The tender offer will expire at 12:00 noon, New York City time, on Wednesday, February 2, 2000, unless extended or earlier terminated. The consent solicitation will expire at 12:00 noon, New York City time, on Friday, January 14, 2000, unless extended or earlier terminated.

The total consideration payable for each $1,000 principal amount of Notes validly tendered and not revoked on or prior to the expiration of the tender offer will be $1,000. Of the total consideration, $980 will constitute the tender purchase price and $20 will represent the consent payment. Holders who tender their Notes after the consent expiration date will not receive the consent payment. Holders who validly tender Notes will also be paid accrued and unpaid interest up to, but not including, the date of payment for the Notes.

The dealer manager for the tender offer and the solicitation agent for the consent solicitation is Chase Securities Inc. Copies of CEMEX Mexico´s Offer to Purchase and Consent Solicitation Statement containing the terms and conditions of the tender offer and consent solicitation, dated January 3, 2000, can be obtained from D.F. King & Co., Inc, the information agent.

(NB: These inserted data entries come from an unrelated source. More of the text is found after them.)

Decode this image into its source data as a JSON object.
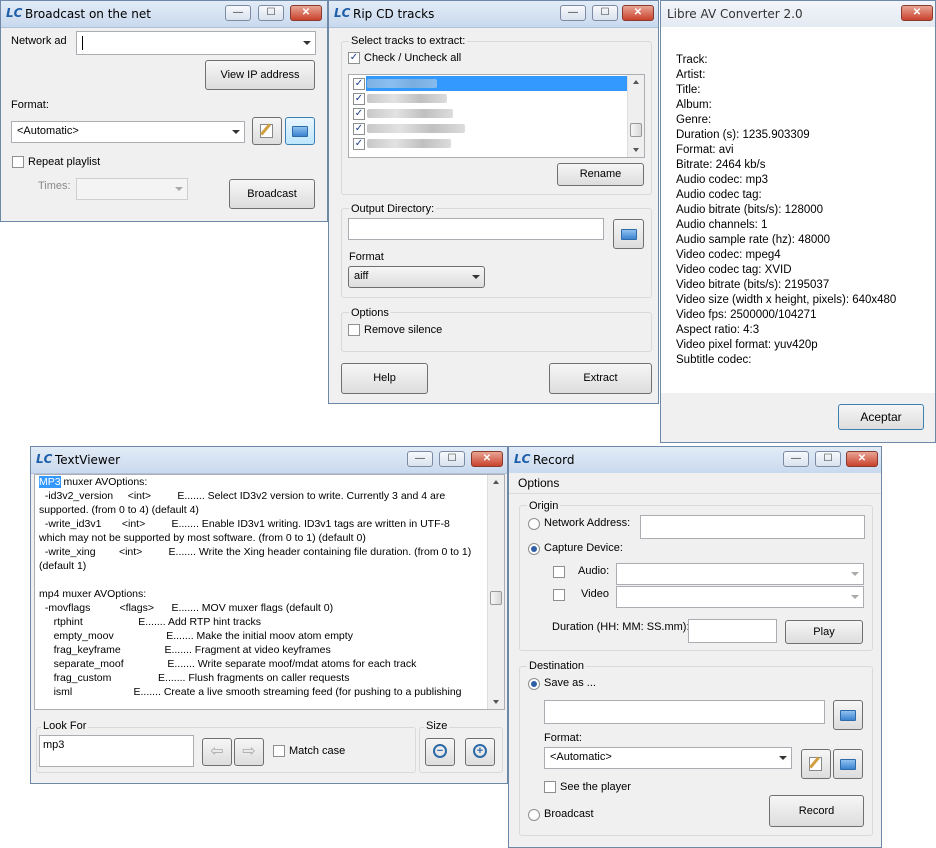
{
  "broadcast": {
    "title": "Broadcast on the net",
    "network_label": "Network ad",
    "network_value": "",
    "view_ip_button": "View IP address",
    "format_label": "Format:",
    "format_value": "<Automatic>",
    "repeat_label": "Repeat playlist",
    "times_label": "Times:",
    "broadcast_button": "Broadcast"
  },
  "rip": {
    "title": "Rip CD tracks",
    "select_label": "Select tracks to extract:",
    "check_all_label": "Check / Uncheck all",
    "rename_button": "Rename",
    "output_label": "Output Directory:",
    "output_value": "",
    "format_label": "Format",
    "format_value": "aiff",
    "options_label": "Options",
    "remove_silence_label": "Remove silence",
    "help_button": "Help",
    "extract_button": "Extract"
  },
  "converter": {
    "title": "Libre AV Converter 2.0",
    "info_lines": [
      "Track:",
      "Artist:",
      "Title:",
      "Album:",
      "Genre:",
      "Duration (s): 1235.903309",
      "Format:  avi",
      "Bitrate:  2464 kb/s",
      "Audio codec: mp3",
      "Audio codec tag:",
      "Audio bitrate (bits/s): 128000",
      "Audio channels: 1",
      "Audio sample rate (hz): 48000",
      "Video codec: mpeg4",
      "Video codec tag: XVID",
      "Video bitrate (bits/s): 2195037",
      "Video size (width x height, pixels): 640x480",
      "Video fps: 2500000/104271",
      "Aspect ratio: 4:3",
      "Video pixel format: yuv420p",
      "Subtitle codec:"
    ],
    "accept_button": "Aceptar"
  },
  "textviewer": {
    "title": "TextViewer",
    "highlight": "MP3",
    "first_line_rest": " muxer AVOptions:",
    "lines": [
      "  -id3v2_version     <int>         E....... Select ID3v2 version to write. Currently 3 and 4 are",
      "supported. (from 0 to 4) (default 4)",
      "  -write_id3v1       <int>         E....... Enable ID3v1 writing. ID3v1 tags are written in UTF-8",
      "which may not be supported by most software. (from 0 to 1) (default 0)",
      "  -write_xing        <int>         E....... Write the Xing header containing file duration. (from 0 to 1)",
      "(default 1)",
      "",
      "mp4 muxer AVOptions:",
      "  -movflags          <flags>      E....... MOV muxer flags (default 0)",
      "     rtphint                   E....... Add RTP hint tracks",
      "     empty_moov                  E....... Make the initial moov atom empty",
      "     frag_keyframe               E....... Fragment at video keyframes",
      "     separate_moof               E....... Write separate moof/mdat atoms for each track",
      "     frag_custom                E....... Flush fragments on caller requests",
      "     isml                     E....... Create a live smooth streaming feed (for pushing to a publishing"
    ],
    "look_for_label": "Look For",
    "look_for_value": "mp3",
    "match_case_label": "Match case",
    "size_label": "Size"
  },
  "record": {
    "title": "Record",
    "menu_options": "Options",
    "origin_label": "Origin",
    "network_address_label": "Network Address:",
    "capture_device_label": "Capture Device:",
    "audio_label": "Audio:",
    "video_label": "Video",
    "duration_label": "Duration (HH: MM: SS.mm):",
    "play_button": "Play",
    "destination_label": "Destination",
    "save_as_label": "Save as ...",
    "format_label": "Format:",
    "format_value": "<Automatic>",
    "see_player_label": "See the player",
    "broadcast_label": "Broadcast",
    "record_button": "Record"
  },
  "icons": {
    "app_logo": "LC",
    "minimize": "—",
    "maximize": "☐",
    "close": "✕",
    "check": "✓",
    "arrow_left": "⇦",
    "arrow_right": "⇨",
    "zoom_out": "−",
    "zoom_in": "+"
  }
}
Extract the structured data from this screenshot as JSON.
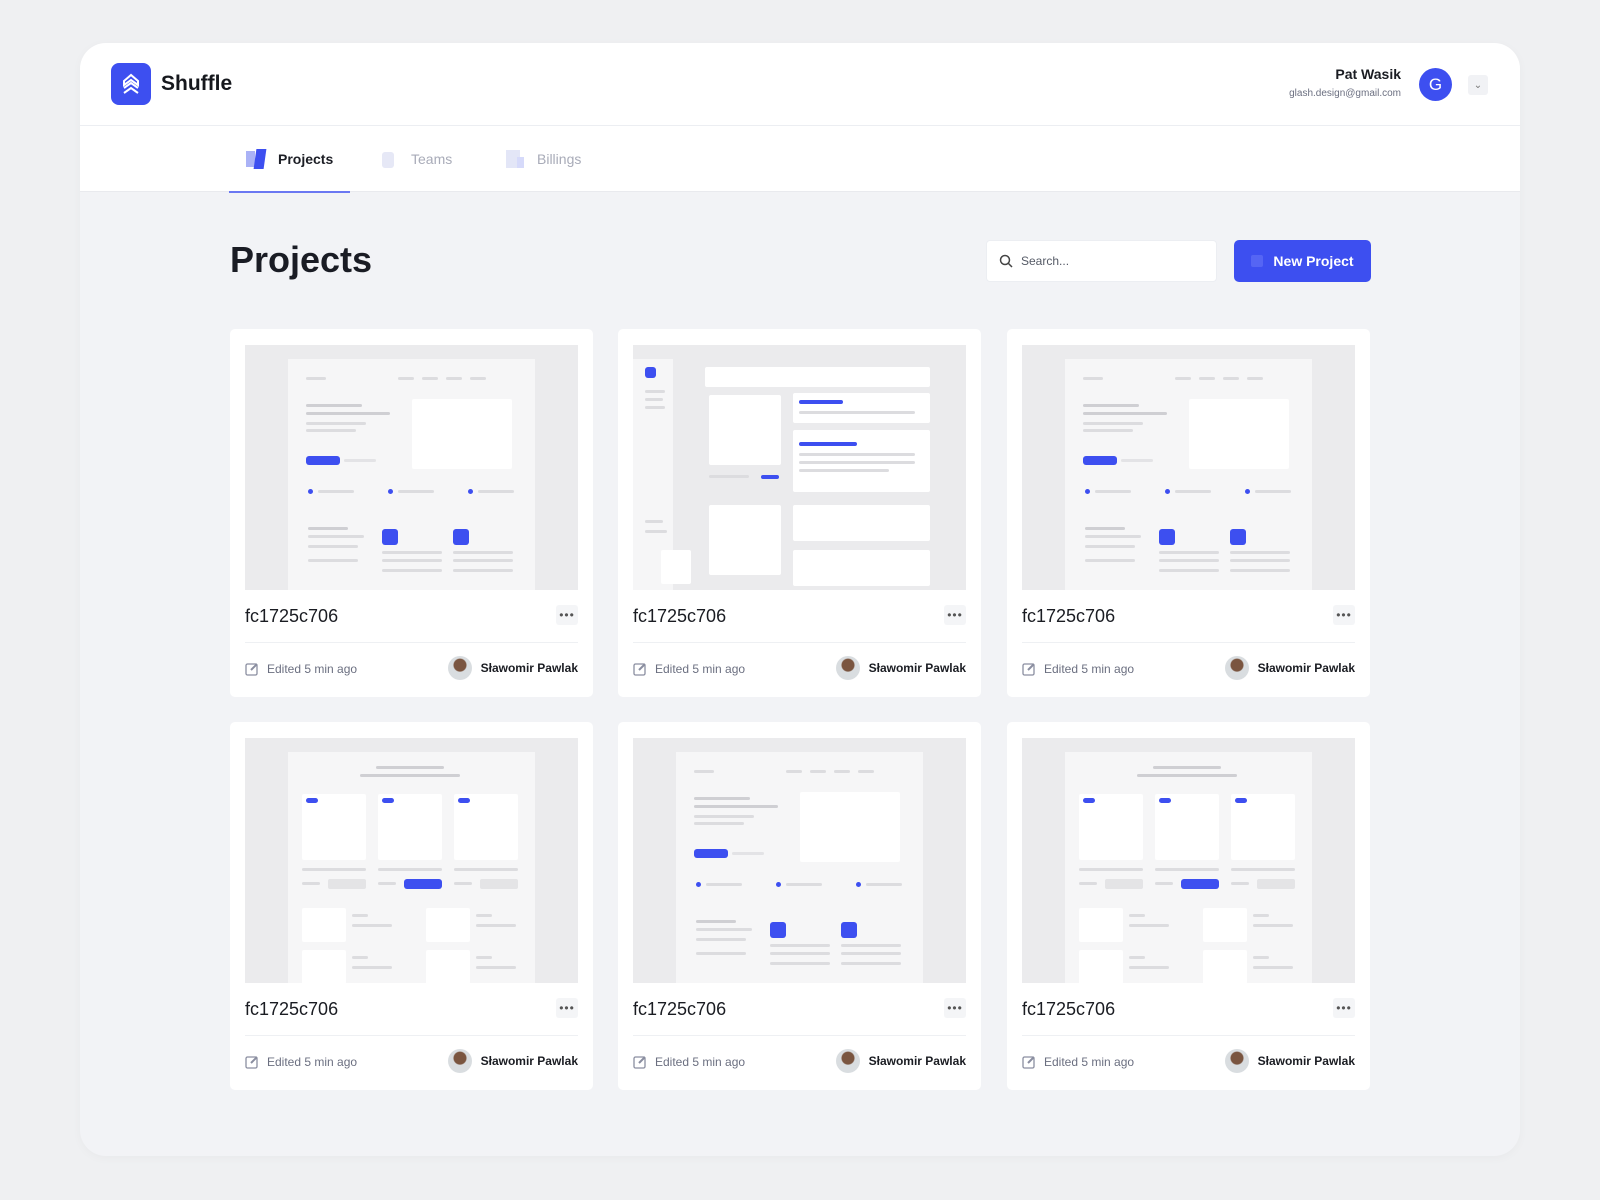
{
  "app": {
    "name": "Shuffle"
  },
  "user": {
    "name": "Pat Wasik",
    "email": "glash.design@gmail.com",
    "avatar_letter": "G"
  },
  "tabs": [
    {
      "label": "Projects",
      "active": true
    },
    {
      "label": "Teams",
      "active": false
    },
    {
      "label": "Billings",
      "active": false
    }
  ],
  "page": {
    "title": "Projects"
  },
  "search": {
    "placeholder": "Search..."
  },
  "new_project_label": "New Project",
  "colors": {
    "accent": "#3d4ff0"
  },
  "projects": [
    {
      "name": "fc1725c706",
      "edited": "Edited 5 min ago",
      "author": "Sławomir Pawlak",
      "layout": "hero"
    },
    {
      "name": "fc1725c706",
      "edited": "Edited 5 min ago",
      "author": "Sławomir Pawlak",
      "layout": "dashboard"
    },
    {
      "name": "fc1725c706",
      "edited": "Edited 5 min ago",
      "author": "Sławomir Pawlak",
      "layout": "hero"
    },
    {
      "name": "fc1725c706",
      "edited": "Edited 5 min ago",
      "author": "Sławomir Pawlak",
      "layout": "pricing"
    },
    {
      "name": "fc1725c706",
      "edited": "Edited 5 min ago",
      "author": "Sławomir Pawlak",
      "layout": "hero"
    },
    {
      "name": "fc1725c706",
      "edited": "Edited 5 min ago",
      "author": "Sławomir Pawlak",
      "layout": "pricing"
    }
  ]
}
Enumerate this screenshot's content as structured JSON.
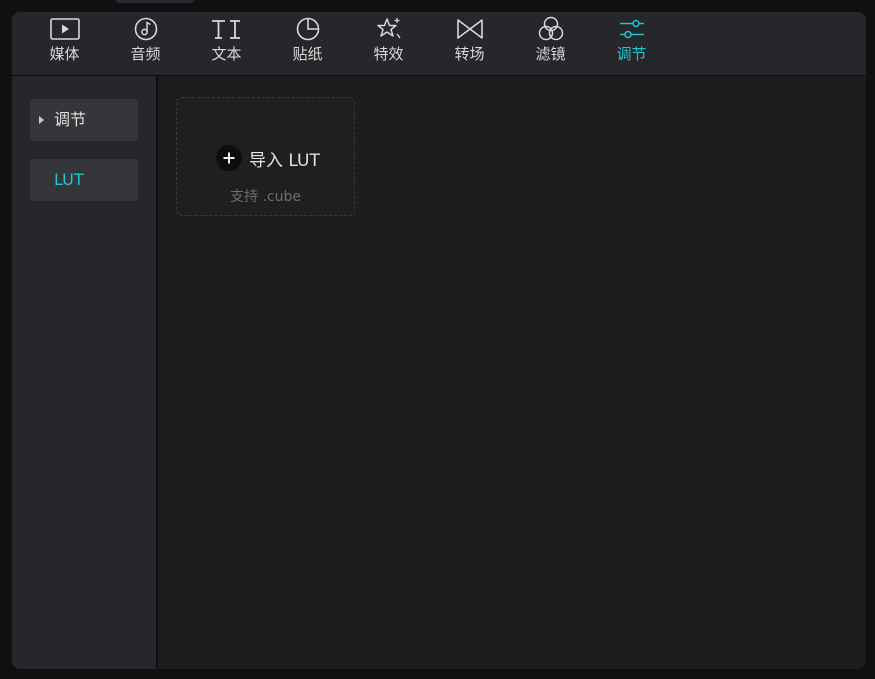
{
  "toolbar": {
    "active_color": "#1fc6d2",
    "tabs": [
      {
        "label": "媒体",
        "icon": "media-play-icon"
      },
      {
        "label": "音频",
        "icon": "music-note-icon"
      },
      {
        "label": "文本",
        "icon": "text-ti-icon"
      },
      {
        "label": "贴纸",
        "icon": "sticker-icon"
      },
      {
        "label": "特效",
        "icon": "sparkle-star-icon"
      },
      {
        "label": "转场",
        "icon": "transition-bowtie-icon"
      },
      {
        "label": "滤镜",
        "icon": "filter-circles-icon"
      },
      {
        "label": "调节",
        "icon": "sliders-icon",
        "active": true
      }
    ]
  },
  "sidebar": {
    "items": [
      {
        "label": "调节",
        "icon": "caret-right-icon"
      },
      {
        "label": "LUT",
        "selected": true
      }
    ]
  },
  "main": {
    "import_card": {
      "icon": "plus-circle-icon",
      "label": "导入 LUT",
      "hint": "支持 .cube"
    }
  }
}
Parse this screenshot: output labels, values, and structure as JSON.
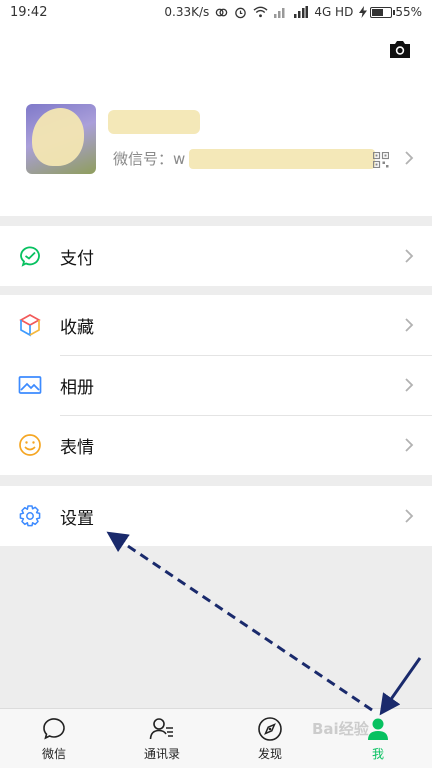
{
  "status_bar": {
    "time": "19:42",
    "net_speed": "0.33K/s",
    "network": "4G HD",
    "battery": "55%",
    "battery_level": 0.55
  },
  "profile": {
    "wechat_id_label": "微信号：w"
  },
  "menu": {
    "pay": "支付",
    "favorites": "收藏",
    "album": "相册",
    "stickers": "表情",
    "settings": "设置"
  },
  "tabs": [
    {
      "label": "微信"
    },
    {
      "label": "通讯录"
    },
    {
      "label": "发现"
    },
    {
      "label": "我"
    }
  ],
  "watermark": "Bai经验",
  "colors": {
    "accent": "#07c160",
    "annotation": "#1a2a6c"
  }
}
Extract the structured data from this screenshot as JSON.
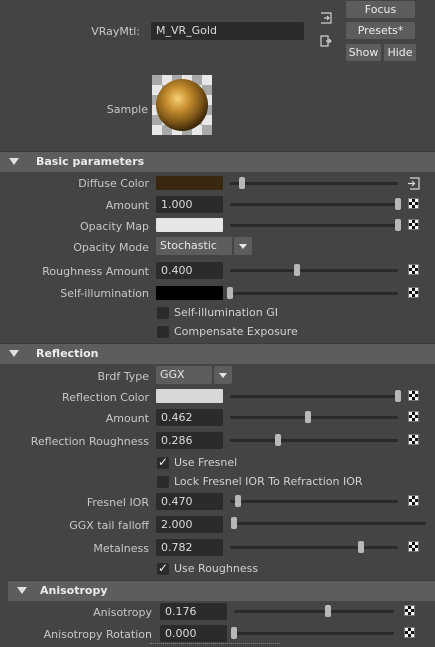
{
  "header": {
    "material_label": "VRayMtl:",
    "material_name": "M_VR_Gold",
    "focus_label": "Focus",
    "presets_label": "Presets*",
    "show_label": "Show",
    "hide_label": "Hide",
    "sample_label": "Sample"
  },
  "basic": {
    "title": "Basic parameters",
    "diffuse_label": "Diffuse Color",
    "diffuse_color": "#3a2710",
    "amount_label": "Amount",
    "amount_value": "1.000",
    "opacity_map_label": "Opacity Map",
    "opacity_map_color": "#e6e6e6",
    "opacity_mode_label": "Opacity Mode",
    "opacity_mode_value": "Stochastic",
    "roughness_label": "Roughness Amount",
    "roughness_value": "0.400",
    "self_illum_label": "Self-illumination",
    "self_illum_color": "#000000",
    "self_illum_gi_label": "Self-illumination GI",
    "compensate_label": "Compensate Exposure"
  },
  "reflection": {
    "title": "Reflection",
    "brdf_label": "Brdf Type",
    "brdf_value": "GGX",
    "refl_color_label": "Reflection Color",
    "refl_color": "#d8d8d8",
    "amount_label": "Amount",
    "amount_value": "0.462",
    "refl_rough_label": "Reflection Roughness",
    "refl_rough_value": "0.286",
    "use_fresnel_label": "Use Fresnel",
    "lock_fresnel_label": "Lock Fresnel IOR To Refraction IOR",
    "fresnel_ior_label": "Fresnel IOR",
    "fresnel_ior_value": "0.470",
    "ggx_label": "GGX tail falloff",
    "ggx_value": "2.000",
    "metalness_label": "Metalness",
    "metalness_value": "0.782",
    "use_roughness_label": "Use Roughness"
  },
  "anisotropy": {
    "title": "Anisotropy",
    "aniso_label": "Anisotropy",
    "aniso_value": "0.176",
    "rotation_label": "Anisotropy Rotation",
    "rotation_value": "0.000"
  },
  "sliders": {
    "diffuse": 0.07,
    "amount": 1.0,
    "opacity_map": 1.0,
    "roughness": 0.4,
    "self_illum": 0.0,
    "refl_color": 1.0,
    "refl_amount": 0.462,
    "refl_rough": 0.286,
    "fresnel_ior": 0.047,
    "ggx": 0.0,
    "metalness": 0.782,
    "aniso": 0.588,
    "rotation": 0.0
  }
}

CEMEX Mexico, a leading Mexican cement and ready-mix concrete producer, is 97.3% owned by CEMEX. Founded in 1906, CEMEX is one of the three largest cement companies in the world with approximately 65 million metric tons of production capacity. Through operating subsidiaries positioned in four continents, CEMEX is engaged in the production, distribution, marketing and sale of cement, ready-mix concrete, aggregates and clinker. In addition, CEMEX is the world´s leading producer of white cement and the world´s largest trader of cement and clinker.